I think it’s safe to assume that the latest torture chamber to be discovered in Iraq won’t be getting as much media attention as Abu Ghraib.
Garry Kasparov uncovers what it’s really like under the iron leadership of Time magazine’s “Man of the Year,” with the Putin administration demolishing the free press, rigging elections, jailing and beating dissidents and generally executing democracy.

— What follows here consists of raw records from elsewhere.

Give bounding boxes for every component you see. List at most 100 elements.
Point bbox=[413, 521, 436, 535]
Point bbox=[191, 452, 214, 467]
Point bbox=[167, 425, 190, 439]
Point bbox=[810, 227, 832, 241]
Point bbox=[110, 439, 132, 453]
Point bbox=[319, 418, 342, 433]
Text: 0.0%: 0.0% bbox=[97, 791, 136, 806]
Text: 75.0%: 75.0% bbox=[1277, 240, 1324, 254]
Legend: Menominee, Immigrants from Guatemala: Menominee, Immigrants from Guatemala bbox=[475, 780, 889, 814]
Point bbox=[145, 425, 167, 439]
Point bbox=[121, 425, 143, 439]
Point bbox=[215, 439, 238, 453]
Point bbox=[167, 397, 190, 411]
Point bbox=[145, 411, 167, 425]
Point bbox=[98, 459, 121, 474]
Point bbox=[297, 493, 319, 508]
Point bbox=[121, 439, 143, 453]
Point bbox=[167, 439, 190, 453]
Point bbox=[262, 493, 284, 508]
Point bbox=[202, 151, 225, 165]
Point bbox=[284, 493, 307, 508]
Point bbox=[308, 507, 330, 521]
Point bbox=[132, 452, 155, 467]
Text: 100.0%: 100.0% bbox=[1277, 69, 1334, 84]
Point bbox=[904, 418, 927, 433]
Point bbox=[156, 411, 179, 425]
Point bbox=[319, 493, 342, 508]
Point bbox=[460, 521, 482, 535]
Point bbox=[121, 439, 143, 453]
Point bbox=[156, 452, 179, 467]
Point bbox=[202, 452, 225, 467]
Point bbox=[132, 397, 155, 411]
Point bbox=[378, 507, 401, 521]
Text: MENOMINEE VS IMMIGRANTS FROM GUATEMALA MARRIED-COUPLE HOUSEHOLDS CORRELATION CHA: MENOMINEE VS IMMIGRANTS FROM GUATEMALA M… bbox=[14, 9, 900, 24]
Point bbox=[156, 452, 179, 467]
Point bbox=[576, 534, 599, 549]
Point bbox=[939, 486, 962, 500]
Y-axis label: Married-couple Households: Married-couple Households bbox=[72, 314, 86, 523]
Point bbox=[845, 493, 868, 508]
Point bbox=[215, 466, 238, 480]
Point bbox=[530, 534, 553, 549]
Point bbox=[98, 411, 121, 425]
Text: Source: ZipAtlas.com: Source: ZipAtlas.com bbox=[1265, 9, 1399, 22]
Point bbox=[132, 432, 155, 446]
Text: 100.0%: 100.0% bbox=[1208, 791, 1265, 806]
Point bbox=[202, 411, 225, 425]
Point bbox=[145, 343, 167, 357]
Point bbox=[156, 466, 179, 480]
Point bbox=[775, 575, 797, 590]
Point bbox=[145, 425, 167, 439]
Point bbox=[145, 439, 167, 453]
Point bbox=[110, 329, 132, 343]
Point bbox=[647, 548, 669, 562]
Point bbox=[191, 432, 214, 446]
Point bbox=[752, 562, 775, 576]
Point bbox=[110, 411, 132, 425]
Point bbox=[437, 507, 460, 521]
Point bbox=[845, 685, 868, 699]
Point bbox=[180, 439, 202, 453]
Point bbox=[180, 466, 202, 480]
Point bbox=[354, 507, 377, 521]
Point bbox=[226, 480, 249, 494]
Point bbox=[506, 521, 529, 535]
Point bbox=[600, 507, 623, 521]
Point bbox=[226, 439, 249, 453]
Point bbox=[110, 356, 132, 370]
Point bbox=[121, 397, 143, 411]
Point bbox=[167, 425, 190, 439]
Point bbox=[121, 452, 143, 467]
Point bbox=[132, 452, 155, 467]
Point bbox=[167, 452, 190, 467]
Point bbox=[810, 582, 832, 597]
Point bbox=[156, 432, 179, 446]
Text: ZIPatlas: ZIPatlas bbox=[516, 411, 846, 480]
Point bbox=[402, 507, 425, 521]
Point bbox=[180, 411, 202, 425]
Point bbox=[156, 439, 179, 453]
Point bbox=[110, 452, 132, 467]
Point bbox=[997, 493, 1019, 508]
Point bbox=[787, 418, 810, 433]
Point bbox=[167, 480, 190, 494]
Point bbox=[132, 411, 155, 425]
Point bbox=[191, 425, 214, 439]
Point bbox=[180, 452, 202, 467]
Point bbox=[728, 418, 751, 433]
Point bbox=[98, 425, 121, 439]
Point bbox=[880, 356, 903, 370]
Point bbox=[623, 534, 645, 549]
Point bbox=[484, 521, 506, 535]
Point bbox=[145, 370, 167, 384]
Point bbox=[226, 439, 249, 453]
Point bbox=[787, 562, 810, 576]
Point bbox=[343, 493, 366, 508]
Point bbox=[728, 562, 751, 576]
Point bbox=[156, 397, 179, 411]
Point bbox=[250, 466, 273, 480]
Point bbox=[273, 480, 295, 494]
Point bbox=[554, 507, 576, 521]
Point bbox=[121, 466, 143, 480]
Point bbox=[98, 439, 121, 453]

Chrysler’s ceo says his company is “operationally” bankrupt. The automaker hopes to raise over $1 billion by selling assets including old factories and unused property. “The rush to raise capital comes amid constricting access to money as more banks and other lenders face heavy losses related to subprime mortgages,” cnn reports.
It’s been a tough year for Wall Street: the bottom fell out of the mortgage industry, the dollar plummeted, investor confidence wavered and the list of worries goes on. But that didn’t stop the bonus checks for Wall Street execs rising by an average of 14 percent.
And Finally …
Last week, we were quite surprised to read this in a report from a popular Middle East website based in Tehran:
Trumpet editor in chief Gerald Flurry has predicted for over 13 years that Iran would be the king of the Middle East, and that we would witness an alliance take place between Iran and Egypt. “Daniel 11:42 implies that Egypt will be allied with the king of the south, or Iran. … This prophecy indicates that there would be a radical change in Egyptian politics.”
Upon closer review, however, we noticed that the Fars News Agency report was a lot like the article we had posted a few hours earlier.